Function for special cases card data manipulation.
Ties into LHpi.buildCardData to make changes that are specific to one site and thus don't belong into the library.
This Plugin function is called before most of LHpi's BuildCardData processing. Already processed and set are card.name, card.lang, and cards that were already set as drop==true have been dropped before this point.

Parameters:

card
The card, resulting from parseHtmlData and initialized by LHpi after the function call, currently processed.
a table { name=<name>, pluginData=<customdata>, names={ [<langid>]=<localname>, ...}, lang={ [<langid>]=<langabbr>, ...}, <ParseHtmlData-presets> }
setid
ID of the set currently processed.
Return card
modified card for futher processing.

An example of such function is to replace characters in all card name by an alternative.
For example:

  card.name = string.gsub( card.name , "AE" , "Æ")
  card.name = string.gsub( card.name , "Ae" , "Æ") 
 

(Optional)site.BCDpluginPost( card , setid )

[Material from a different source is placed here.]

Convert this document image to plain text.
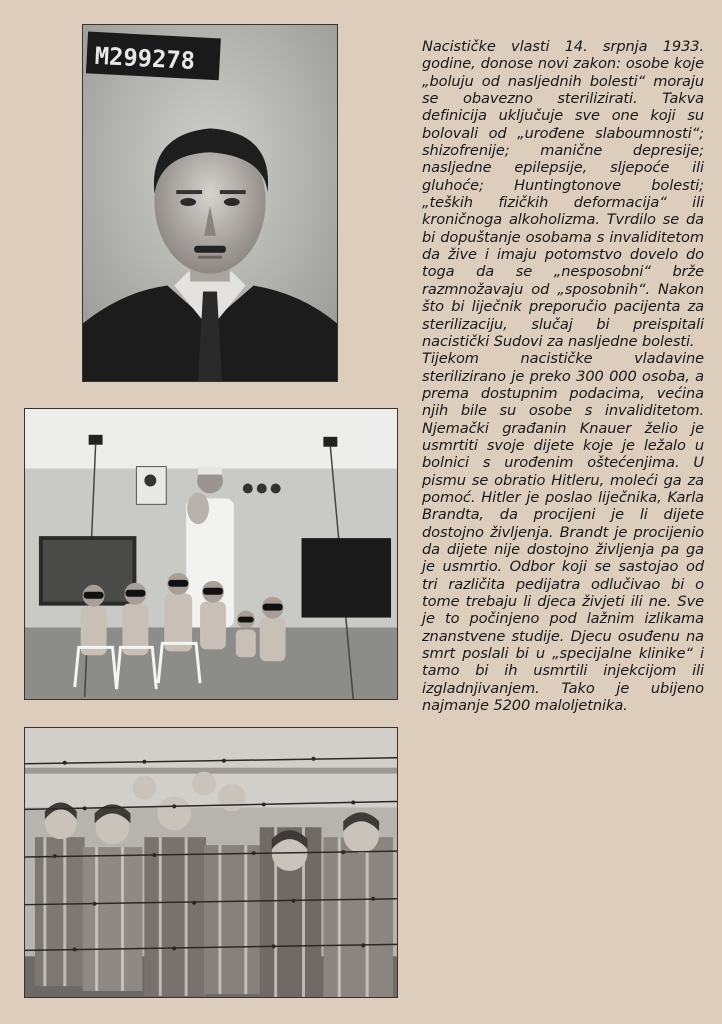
M299278	Nacističke vlasti 14. srpnja 1933. godine, donose novi zakon: osobe koje „boluju od nasljednih bolesti“ moraju se obavezno sterilizirati. Takva definicija uključuje sve one koji su bolovali od „urođene slaboumnosti“; shizofrenije; manične depresije; nasljedne epilepsije, sljepoće ili gluhoće; Huntingtonove bolesti; „teških fizičkih deformacija“ ili kroničnoga alkoholizma. Tvrdilo se da bi dopuštanje osobama s invaliditetom da žive i imaju potomstvo dovelo do toga da se „nesposobni“ brže razmnožavaju od „sposobnih“. Nakon što bi liječnik preporučio pacijenta za sterilizaciju, slučaj bi preispitali nacistički Sudovi za nasljedne bolesti.

Tijekom nacističke vladavine sterilizirano je preko 300 000 osoba, a prema dostupnim podacima, većina njih bile su osobe s invaliditetom. Njemački građanin Knauer želio je usmrtiti svoje dijete koje je ležalo u bolnici s urođenim oštećenjima. U pismu se obratio Hitleru, moleći ga za pomoć. Hitler je poslao liječnika, Karla Brandta, da procijeni je li dijete dostojno življenja. Brandt je procijenio da dijete nije dostojno življenja pa ga je usmrtio. Odbor koji se sastojao od tri različita pedijatra odlučivao bi o tome trebaju li djeca živjeti ili ne. Sve je to počinjeno pod lažnim izlikama znanstvene studije. Djecu osuđenu na smrt poslali bi u „specijalne klinike“ i tamo bi ih usmrtili injekcijom ili izgladnjivanjem. Tako je ubijeno najmanje 5200 maloljetnika.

Function for special cases card data manipulation.
Ties into LHpi.buildCardData to make changes that are specific to one site and thus don't belong into the library.
This Plugin function is called after LHpi's BuildCardData processing (and probably not needed). At this point, LHpi.BuildCardData has finished its processing; card.foil and card.pluginData are still present for use, but won't be needed by LHpi anymore.

Parameters:

card
The card currently processed by LHpi.
TODO: complete card able anatomy
setid
ID of the set currently processed.
Return card
modified card for further processing.